Yield: stuffing for 20-22 lb turkey
- 1/2 -3/4 cups of loosely packed dried morel
- mushrooms, broken into 1/2 -inch pieces.
- 12 cups firm bread, cut into small cubes
- (white, whole wheat or a mixture.
- 1/2 cup to 1 c. water, chicken stock, or milk
- (plus a bit extra if needed)
- 1 1/2 lb.fresh chestnuts, roasted, peeled, and
- broken into chunks, about 2 1/2c prepared.
- 1/2 to 3/4 c butter
- 1 large onion, diced, about 2 c prepared.
- 3 large stalks celery, diced, about 2 c
- 1/4 c minced celery leaves
- 1/3 c minced parsley
- 2 tsp poultry seasoning more or less.
- salt & pepper to taste
- 2 eggs, lightly beaten
Instructions:Put the morels in a heat-proof bowl and pour
1 cup of boiling water over them. Cover and let sit 30 min or so.
Put the bread cubes in s big bowl. Remove the morels from the soaking liquid into a measuring cup and add them to the bread. Strain the soaking liquid into a measuring cup and add enough additional water, chicken stock, or milk to equal 1 1/4 cups. Pour the liquid over the bread, tossing gently so it is evenly distributed. Toss in the chestnuts and set aside.

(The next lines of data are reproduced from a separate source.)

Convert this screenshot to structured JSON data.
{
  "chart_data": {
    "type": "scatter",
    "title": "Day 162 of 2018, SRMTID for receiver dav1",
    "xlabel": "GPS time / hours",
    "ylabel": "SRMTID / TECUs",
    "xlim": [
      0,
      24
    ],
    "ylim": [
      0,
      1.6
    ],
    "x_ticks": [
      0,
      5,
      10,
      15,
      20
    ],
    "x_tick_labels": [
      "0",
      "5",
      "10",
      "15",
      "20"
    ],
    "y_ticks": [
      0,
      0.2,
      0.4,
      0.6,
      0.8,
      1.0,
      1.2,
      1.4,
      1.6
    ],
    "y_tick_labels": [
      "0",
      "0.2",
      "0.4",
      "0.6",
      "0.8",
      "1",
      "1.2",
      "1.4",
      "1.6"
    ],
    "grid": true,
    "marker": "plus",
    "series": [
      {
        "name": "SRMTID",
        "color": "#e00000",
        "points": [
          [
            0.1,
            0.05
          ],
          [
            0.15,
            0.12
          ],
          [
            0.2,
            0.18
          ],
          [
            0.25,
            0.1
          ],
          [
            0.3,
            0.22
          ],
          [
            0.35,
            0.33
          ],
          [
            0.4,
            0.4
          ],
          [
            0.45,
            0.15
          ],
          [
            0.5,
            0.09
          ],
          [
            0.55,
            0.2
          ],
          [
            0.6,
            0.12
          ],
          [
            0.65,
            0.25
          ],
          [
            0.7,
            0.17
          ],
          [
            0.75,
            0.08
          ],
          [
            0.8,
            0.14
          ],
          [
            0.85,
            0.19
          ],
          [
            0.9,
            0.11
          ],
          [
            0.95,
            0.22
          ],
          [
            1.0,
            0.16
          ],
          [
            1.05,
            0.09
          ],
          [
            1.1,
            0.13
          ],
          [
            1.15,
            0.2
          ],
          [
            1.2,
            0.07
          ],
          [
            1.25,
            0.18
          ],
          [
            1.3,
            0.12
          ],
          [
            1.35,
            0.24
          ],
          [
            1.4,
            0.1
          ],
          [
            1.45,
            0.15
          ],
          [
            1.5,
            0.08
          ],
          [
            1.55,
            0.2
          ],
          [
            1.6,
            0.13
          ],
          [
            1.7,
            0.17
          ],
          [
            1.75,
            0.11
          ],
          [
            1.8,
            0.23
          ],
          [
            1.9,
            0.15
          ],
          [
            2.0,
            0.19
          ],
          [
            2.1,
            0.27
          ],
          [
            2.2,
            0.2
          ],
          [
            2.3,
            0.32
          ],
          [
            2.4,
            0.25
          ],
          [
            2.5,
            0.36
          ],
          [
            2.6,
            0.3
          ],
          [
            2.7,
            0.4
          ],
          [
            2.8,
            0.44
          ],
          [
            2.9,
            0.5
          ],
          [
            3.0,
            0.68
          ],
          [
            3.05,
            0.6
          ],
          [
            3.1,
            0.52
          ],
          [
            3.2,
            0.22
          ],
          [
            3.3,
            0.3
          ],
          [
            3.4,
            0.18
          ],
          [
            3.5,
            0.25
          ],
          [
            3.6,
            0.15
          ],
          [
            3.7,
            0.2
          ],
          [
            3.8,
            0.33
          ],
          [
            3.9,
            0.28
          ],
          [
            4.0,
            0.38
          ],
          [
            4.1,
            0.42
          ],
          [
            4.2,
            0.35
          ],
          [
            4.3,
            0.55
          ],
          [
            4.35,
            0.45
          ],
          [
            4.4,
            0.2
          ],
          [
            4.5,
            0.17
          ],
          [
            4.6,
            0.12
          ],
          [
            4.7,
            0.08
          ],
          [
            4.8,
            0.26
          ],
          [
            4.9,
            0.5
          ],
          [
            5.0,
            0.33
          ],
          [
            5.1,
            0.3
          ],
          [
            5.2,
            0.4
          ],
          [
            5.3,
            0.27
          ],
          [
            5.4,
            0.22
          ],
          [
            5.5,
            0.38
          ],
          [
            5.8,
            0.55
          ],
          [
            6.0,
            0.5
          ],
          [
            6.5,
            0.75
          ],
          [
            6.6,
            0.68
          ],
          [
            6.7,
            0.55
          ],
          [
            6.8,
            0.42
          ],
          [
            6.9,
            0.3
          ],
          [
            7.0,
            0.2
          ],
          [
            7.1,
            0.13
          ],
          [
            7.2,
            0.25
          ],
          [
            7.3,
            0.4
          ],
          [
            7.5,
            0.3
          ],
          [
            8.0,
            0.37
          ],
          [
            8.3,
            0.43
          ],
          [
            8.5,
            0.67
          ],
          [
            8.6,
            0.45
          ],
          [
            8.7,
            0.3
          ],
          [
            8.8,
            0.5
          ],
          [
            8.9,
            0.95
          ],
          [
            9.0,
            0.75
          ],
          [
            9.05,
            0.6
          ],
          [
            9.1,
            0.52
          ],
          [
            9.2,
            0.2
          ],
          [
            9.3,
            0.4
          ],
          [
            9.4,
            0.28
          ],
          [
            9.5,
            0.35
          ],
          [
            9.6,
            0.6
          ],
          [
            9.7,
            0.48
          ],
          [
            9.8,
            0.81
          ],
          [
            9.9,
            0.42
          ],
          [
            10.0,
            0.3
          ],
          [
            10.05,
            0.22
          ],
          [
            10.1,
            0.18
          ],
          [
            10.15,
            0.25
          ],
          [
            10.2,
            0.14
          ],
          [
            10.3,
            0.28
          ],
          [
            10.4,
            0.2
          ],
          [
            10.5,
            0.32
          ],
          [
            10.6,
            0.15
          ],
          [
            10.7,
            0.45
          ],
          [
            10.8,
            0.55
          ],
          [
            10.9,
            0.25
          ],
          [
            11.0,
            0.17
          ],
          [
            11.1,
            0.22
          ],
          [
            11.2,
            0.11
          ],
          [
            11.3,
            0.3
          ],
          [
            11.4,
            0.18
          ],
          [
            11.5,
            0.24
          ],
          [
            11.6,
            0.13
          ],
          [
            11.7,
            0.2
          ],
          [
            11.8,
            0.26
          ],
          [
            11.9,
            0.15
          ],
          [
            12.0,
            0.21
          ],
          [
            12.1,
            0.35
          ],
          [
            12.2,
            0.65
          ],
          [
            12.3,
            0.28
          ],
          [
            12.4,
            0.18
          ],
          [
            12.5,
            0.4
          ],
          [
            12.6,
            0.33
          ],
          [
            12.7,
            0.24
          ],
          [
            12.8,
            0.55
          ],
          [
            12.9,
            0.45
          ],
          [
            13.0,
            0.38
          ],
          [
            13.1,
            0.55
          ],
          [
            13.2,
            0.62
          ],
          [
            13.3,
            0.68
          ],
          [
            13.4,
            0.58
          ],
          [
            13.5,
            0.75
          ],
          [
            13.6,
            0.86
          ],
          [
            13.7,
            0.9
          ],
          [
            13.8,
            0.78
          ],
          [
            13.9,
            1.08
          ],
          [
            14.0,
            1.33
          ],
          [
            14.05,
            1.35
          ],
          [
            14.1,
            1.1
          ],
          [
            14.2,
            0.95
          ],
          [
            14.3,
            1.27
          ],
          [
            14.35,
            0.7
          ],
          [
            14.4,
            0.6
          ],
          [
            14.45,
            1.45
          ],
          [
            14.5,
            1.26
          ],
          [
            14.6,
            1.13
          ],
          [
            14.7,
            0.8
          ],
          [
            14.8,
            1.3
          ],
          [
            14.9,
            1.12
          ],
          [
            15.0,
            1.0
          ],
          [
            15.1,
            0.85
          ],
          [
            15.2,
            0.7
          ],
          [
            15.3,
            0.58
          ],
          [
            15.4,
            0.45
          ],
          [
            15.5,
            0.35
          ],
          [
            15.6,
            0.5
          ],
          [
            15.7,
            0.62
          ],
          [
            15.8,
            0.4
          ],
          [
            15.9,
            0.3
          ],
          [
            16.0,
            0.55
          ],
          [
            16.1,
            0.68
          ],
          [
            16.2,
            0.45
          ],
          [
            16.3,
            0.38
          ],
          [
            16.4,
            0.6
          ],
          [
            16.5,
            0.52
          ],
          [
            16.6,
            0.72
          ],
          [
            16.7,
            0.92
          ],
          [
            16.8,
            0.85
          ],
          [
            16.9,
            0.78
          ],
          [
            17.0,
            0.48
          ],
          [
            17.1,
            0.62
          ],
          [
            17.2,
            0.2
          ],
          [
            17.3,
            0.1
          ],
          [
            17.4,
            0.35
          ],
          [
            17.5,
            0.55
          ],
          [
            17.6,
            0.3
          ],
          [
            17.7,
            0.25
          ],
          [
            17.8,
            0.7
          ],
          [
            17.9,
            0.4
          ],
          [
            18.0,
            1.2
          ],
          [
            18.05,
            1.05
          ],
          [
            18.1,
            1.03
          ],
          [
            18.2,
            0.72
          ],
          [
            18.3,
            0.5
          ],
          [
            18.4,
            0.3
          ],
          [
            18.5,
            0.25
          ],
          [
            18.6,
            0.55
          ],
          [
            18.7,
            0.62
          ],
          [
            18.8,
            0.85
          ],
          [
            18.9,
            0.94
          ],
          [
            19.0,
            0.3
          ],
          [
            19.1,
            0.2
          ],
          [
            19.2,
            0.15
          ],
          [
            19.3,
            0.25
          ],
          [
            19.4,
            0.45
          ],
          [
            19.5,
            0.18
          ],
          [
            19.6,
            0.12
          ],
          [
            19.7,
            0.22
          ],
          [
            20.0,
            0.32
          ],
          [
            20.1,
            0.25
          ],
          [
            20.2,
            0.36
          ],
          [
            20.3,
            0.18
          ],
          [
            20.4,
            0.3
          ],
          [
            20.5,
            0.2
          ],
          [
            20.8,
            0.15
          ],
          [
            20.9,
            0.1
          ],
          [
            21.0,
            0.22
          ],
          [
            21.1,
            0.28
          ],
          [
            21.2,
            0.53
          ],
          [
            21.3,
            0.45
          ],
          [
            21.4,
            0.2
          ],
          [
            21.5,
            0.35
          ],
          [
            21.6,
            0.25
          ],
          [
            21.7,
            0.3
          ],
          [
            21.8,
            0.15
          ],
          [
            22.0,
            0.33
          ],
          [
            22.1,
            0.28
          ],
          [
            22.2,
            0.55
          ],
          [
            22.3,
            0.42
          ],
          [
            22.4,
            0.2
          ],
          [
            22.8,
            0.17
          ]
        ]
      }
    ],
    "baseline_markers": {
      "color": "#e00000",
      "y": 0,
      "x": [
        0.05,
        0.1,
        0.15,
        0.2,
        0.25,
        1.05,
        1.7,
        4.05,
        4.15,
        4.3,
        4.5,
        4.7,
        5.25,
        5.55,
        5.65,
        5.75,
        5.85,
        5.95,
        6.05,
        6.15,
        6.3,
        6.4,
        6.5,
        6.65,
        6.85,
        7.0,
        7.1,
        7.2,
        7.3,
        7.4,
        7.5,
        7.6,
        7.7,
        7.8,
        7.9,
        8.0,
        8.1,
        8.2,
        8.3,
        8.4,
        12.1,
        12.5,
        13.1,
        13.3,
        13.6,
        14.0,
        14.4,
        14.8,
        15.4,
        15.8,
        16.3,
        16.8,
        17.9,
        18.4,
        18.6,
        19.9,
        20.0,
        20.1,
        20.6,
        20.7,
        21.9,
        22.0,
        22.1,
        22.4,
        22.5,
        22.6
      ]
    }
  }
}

In a wide skillet, melt the butter over medium heat. Add the onion and cook, stirring occasionally, until it is translucent and limp, but not brown. Add the celery and cook until it is limp, about 10 minutes more. Stir in the celery leaves, parsley, and poultry seasoning, then pour the mixture over the prepared bread. Season lightly with salt and pepper, then again toss gently (stirring compacts stuffing) until all is thoroughly combined.
Taste for seasoning and texture. the uncooked stuffing should be a little drier than you want the finished product to be, but not much; add liquid if necessary. Stir in the eggs last, after you've done all the pre-roast tasting you plan to do.